Ce jeudi 9 février, les trois jours de travaux de l'assemblée synodale européenne ont été conclus par la présentation d'un document de synthèse. Celui-ci reprend les lignes de force qui se sont dégagées des nombreuses interventions, sans occulter les divergences qu'elles ont révélées entre pays d'Europe de l'Est et de l'Ouest.

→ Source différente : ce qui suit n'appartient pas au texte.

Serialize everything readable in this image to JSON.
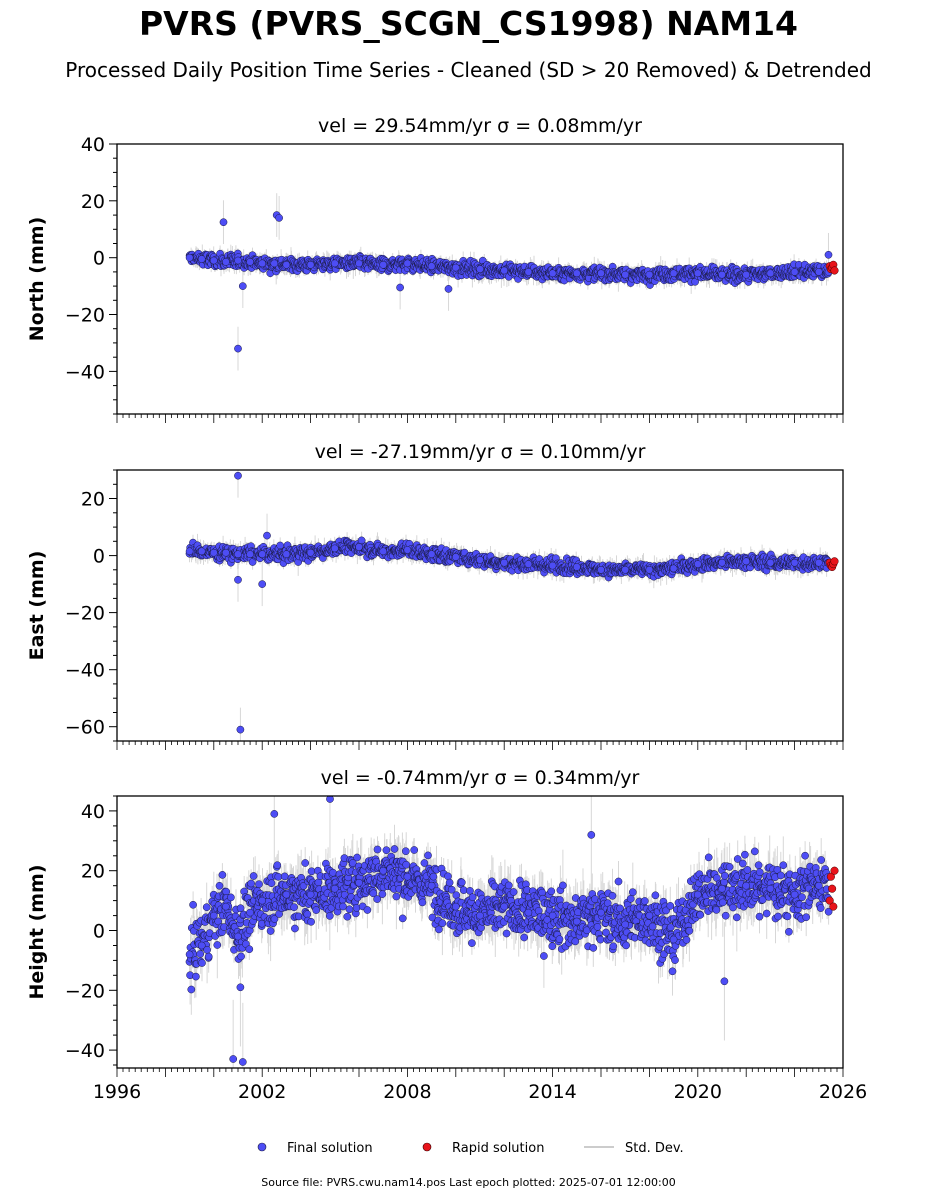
{
  "header": {
    "title": "PVRS (PVRS_SCGN_CS1998) NAM14",
    "subtitle": "Processed Daily Position Time Series - Cleaned (SD > 20 Removed) & Detrended"
  },
  "footer": {
    "source_note": "Source file: PVRS.cwu.nam14.pos  Last epoch plotted: 2025-07-01 12:00:00"
  },
  "colors": {
    "final": "#4d4df5",
    "rapid": "#e8141b",
    "stddev": "#b8b8b8",
    "edge": "#1a1a40"
  },
  "chart_data": [
    {
      "type": "scatter",
      "panel": "north",
      "title": "vel = 29.54mm/yr   σ = 0.08mm/yr",
      "ylabel": "North (mm)",
      "xlim": [
        1996,
        2026
      ],
      "ylim": [
        -55,
        40
      ],
      "yticks": [
        40,
        20,
        0,
        -20,
        -40
      ],
      "xticks": [],
      "grid": false,
      "series": [
        {
          "name": "Final solution",
          "x": [
            1999.0,
            1999.5,
            2000.0,
            2000.5,
            2001.0,
            2001.5,
            2002.0,
            2002.5,
            2003.0,
            2004.0,
            2005.0,
            2006.0,
            2007.0,
            2008.0,
            2009.0,
            2010.0,
            2011.0,
            2012.0,
            2013.0,
            2014.0,
            2015.0,
            2016.0,
            2017.0,
            2018.0,
            2019.0,
            2020.0,
            2021.0,
            2022.0,
            2023.0,
            2024.0,
            2025.0,
            2000.4,
            2001.0,
            2002.6,
            2002.7,
            2001.2,
            2007.7,
            2009.7,
            2025.4
          ],
          "y": [
            0.0,
            -0.5,
            -1.0,
            -1.5,
            -1.0,
            -1.5,
            -2.0,
            -2.0,
            -2.5,
            -2.5,
            -2.0,
            -2.0,
            -2.5,
            -2.0,
            -3.0,
            -3.5,
            -4.0,
            -4.5,
            -5.0,
            -5.5,
            -5.5,
            -5.5,
            -6.0,
            -6.0,
            -5.5,
            -5.5,
            -6.0,
            -6.0,
            -5.5,
            -5.0,
            -5.0,
            12.5,
            -32.0,
            15.0,
            14.0,
            -10.0,
            -10.5,
            -11.0,
            1.0
          ]
        },
        {
          "name": "Rapid solution",
          "x": [
            2025.45,
            2025.5,
            2025.55,
            2025.6,
            2025.65
          ],
          "y": [
            -3.0,
            -4.0,
            -3.5,
            -2.5,
            -4.5
          ]
        }
      ]
    },
    {
      "type": "scatter",
      "panel": "east",
      "title": "vel = -27.19mm/yr   σ = 0.10mm/yr",
      "ylabel": "East (mm)",
      "xlim": [
        1996,
        2026
      ],
      "ylim": [
        -65,
        30
      ],
      "yticks": [
        20,
        0,
        -20,
        -40,
        -60
      ],
      "xticks": [],
      "grid": false,
      "series": [
        {
          "name": "Final solution",
          "x": [
            1999.0,
            1999.5,
            2000.0,
            2000.5,
            2001.0,
            2001.5,
            2002.0,
            2003.0,
            2004.0,
            2005.0,
            2006.0,
            2007.0,
            2008.0,
            2009.0,
            2010.0,
            2011.0,
            2012.0,
            2013.0,
            2014.0,
            2015.0,
            2016.0,
            2017.0,
            2018.0,
            2019.0,
            2020.0,
            2021.0,
            2022.0,
            2023.0,
            2024.0,
            2025.0,
            2001.0,
            2001.1,
            2002.0,
            2002.2,
            2001.0
          ],
          "y": [
            1.5,
            1.5,
            1.0,
            1.0,
            0.5,
            0.5,
            0.5,
            0.5,
            1.0,
            2.5,
            3.0,
            1.5,
            2.0,
            0.5,
            -0.5,
            -1.5,
            -2.5,
            -3.0,
            -3.5,
            -4.0,
            -5.0,
            -5.0,
            -5.0,
            -4.5,
            -3.0,
            -2.5,
            -2.0,
            -2.5,
            -2.5,
            -2.5,
            28.0,
            -61.0,
            -10.0,
            7.0,
            -8.5
          ]
        },
        {
          "name": "Rapid solution",
          "x": [
            2025.45,
            2025.5,
            2025.55,
            2025.6,
            2025.65
          ],
          "y": [
            -2.5,
            -3.5,
            -4.0,
            -3.0,
            -2.0
          ]
        }
      ]
    },
    {
      "type": "scatter",
      "panel": "height",
      "title": "vel = -0.74mm/yr   σ = 0.34mm/yr",
      "ylabel": "Height (mm)",
      "xlim": [
        1996,
        2026
      ],
      "ylim": [
        -46,
        45
      ],
      "yticks": [
        40,
        20,
        0,
        -20,
        -40
      ],
      "xticks": [
        1996,
        2002,
        2008,
        2014,
        2020,
        2026
      ],
      "grid": false,
      "series": [
        {
          "name": "Final solution",
          "x": [
            1999.0,
            1999.5,
            2000.0,
            2000.5,
            2001.0,
            2001.5,
            2002.0,
            2003.0,
            2004.0,
            2005.0,
            2006.0,
            2007.0,
            2008.0,
            2009.0,
            2010.0,
            2011.0,
            2012.0,
            2013.0,
            2014.0,
            2015.0,
            2016.0,
            2017.0,
            2018.0,
            2019.0,
            2020.0,
            2021.0,
            2022.0,
            2023.0,
            2024.0,
            2025.0,
            2000.8,
            2001.2,
            2004.8,
            2002.5,
            2015.6,
            2021.1,
            2001.1
          ],
          "y": [
            -8.0,
            -5.0,
            5.0,
            8.0,
            -2.0,
            6.0,
            10.0,
            12.0,
            12.0,
            14.0,
            16.0,
            20.0,
            18.0,
            15.0,
            8.0,
            5.0,
            8.0,
            6.0,
            5.0,
            3.0,
            6.0,
            2.0,
            5.0,
            -3.0,
            12.0,
            14.0,
            15.0,
            14.0,
            12.0,
            15.0,
            -43.0,
            -44.0,
            44.0,
            39.0,
            32.0,
            -17.0,
            -19.0
          ]
        },
        {
          "name": "Rapid solution",
          "x": [
            2025.45,
            2025.5,
            2025.55,
            2025.6,
            2025.65
          ],
          "y": [
            10.0,
            18.0,
            14.0,
            8.0,
            20.0
          ]
        }
      ]
    }
  ],
  "legend": {
    "items": [
      {
        "label": "Final solution"
      },
      {
        "label": "Rapid solution"
      },
      {
        "label": "Std. Dev."
      }
    ]
  }
}
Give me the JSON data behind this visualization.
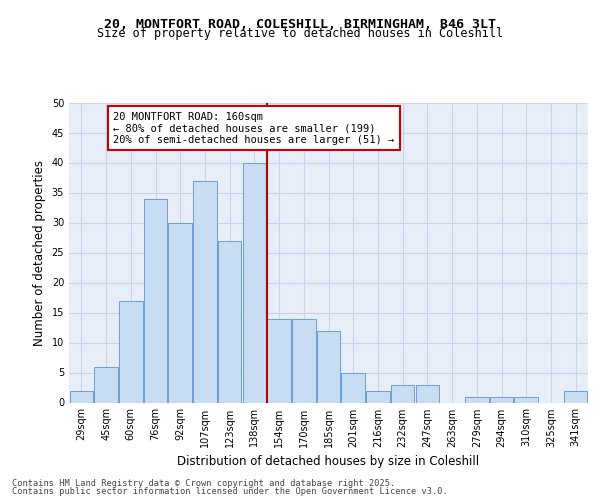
{
  "title_line1": "20, MONTFORT ROAD, COLESHILL, BIRMINGHAM, B46 3LT",
  "title_line2": "Size of property relative to detached houses in Coleshill",
  "xlabel": "Distribution of detached houses by size in Coleshill",
  "ylabel": "Number of detached properties",
  "categories": [
    "29sqm",
    "45sqm",
    "60sqm",
    "76sqm",
    "92sqm",
    "107sqm",
    "123sqm",
    "138sqm",
    "154sqm",
    "170sqm",
    "185sqm",
    "201sqm",
    "216sqm",
    "232sqm",
    "247sqm",
    "263sqm",
    "279sqm",
    "294sqm",
    "310sqm",
    "325sqm",
    "341sqm"
  ],
  "values": [
    2,
    6,
    17,
    34,
    30,
    37,
    27,
    40,
    14,
    14,
    12,
    5,
    2,
    3,
    3,
    0,
    1,
    1,
    1,
    0,
    2
  ],
  "bar_color": "#c9ddf2",
  "bar_edge_color": "#6a9fd8",
  "grid_color": "#c8d4e8",
  "background_color": "#e8eef8",
  "fig_background": "#ffffff",
  "vline_color": "#bb0000",
  "vline_x_index": 8,
  "annotation_text_line1": "20 MONTFORT ROAD: 160sqm",
  "annotation_text_line2": "← 80% of detached houses are smaller (199)",
  "annotation_text_line3": "20% of semi-detached houses are larger (51) →",
  "annotation_box_color": "#cc0000",
  "ylim": [
    0,
    50
  ],
  "yticks": [
    0,
    5,
    10,
    15,
    20,
    25,
    30,
    35,
    40,
    45,
    50
  ],
  "footnote_line1": "Contains HM Land Registry data © Crown copyright and database right 2025.",
  "footnote_line2": "Contains public sector information licensed under the Open Government Licence v3.0.",
  "title_fontsize": 9.5,
  "subtitle_fontsize": 8.5,
  "axis_label_fontsize": 8.5,
  "tick_fontsize": 7,
  "annotation_fontsize": 7.5,
  "footnote_fontsize": 6.2
}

La délégation belge à l'assemblée synodale de Prague. De g. a d. : Geert De Cubber, Jolanda Mrozowska, Nathalie Beurrier, cardinal Jozef De Kesel. Copyright kerknet.be

C'est vers 10h ce matin que Mgr Gintaras Grusas, archevêque de Vilnius, a présenté le document synthétisant les travaux de l'assemblée synodale européenne, avec quelques autres intervenants. Ce document conclut les trois jours de travaux auxquels ont participé les 200 délégués des Conférences épiscopales ; il sera suivi par un autre document, final celui-là, qui sera rédigé ce weekend des 11 et 12 février, et envoyé ensuite à Rome pour la suite de la démarche synodale.

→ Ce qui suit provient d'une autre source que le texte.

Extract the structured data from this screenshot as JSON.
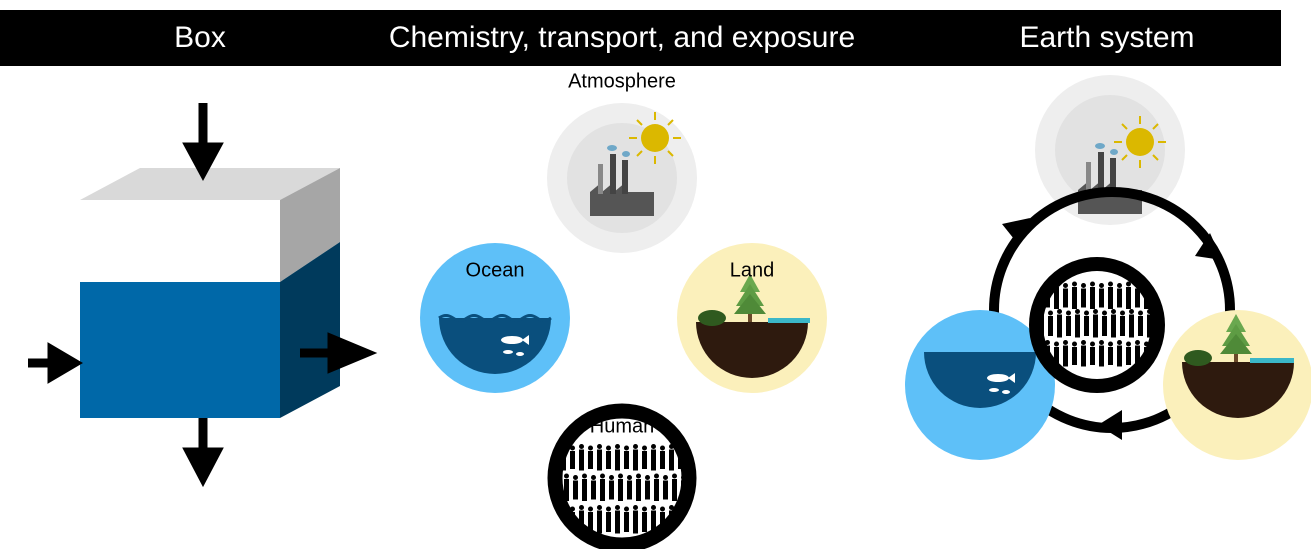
{
  "header": {
    "box": "Box",
    "chemistry": "Chemistry, transport, and exposure",
    "earth": "Earth system"
  },
  "nodes": [
    {
      "label": "Atmosphere"
    },
    {
      "label": "Ocean"
    },
    {
      "label": "Land"
    },
    {
      "label": "Human"
    }
  ]
}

Le document présenté ce jeudi a reprises des éléments des nombreuses interventions qui se sont succédées trois jours durant. Plusieurs lignes de force en ressortent : l'importance d'accepter les tensions qui émergent et ne pas nécessairement vouloir les résoudre ; l'unité n'est pas l'uniformité ; l'Église doit se tourner vers la synodalité, c'est-à-dire le partage du pouvoir, un modèle délibératif, la responsabilité de chaque personne baptisée.

Questions sensibles

Les sujets brûlants liés à la doctrine sexuelle sont également abordés dans le document de synthèse. Les différents points de vue qui ont été présentés sont évoqués effleurés, en mettant l'accent sur le fait que l'Eglise est en chemin pour discerner ensemble. Fait marquant: les divergences qui sont apparues entre l'Europe de l'Est et l'Europe de l'Ouest, et dans une certaine mesure aussi entre l'Europe du Nord et l'Europe du Sud, ne sont pas occultées.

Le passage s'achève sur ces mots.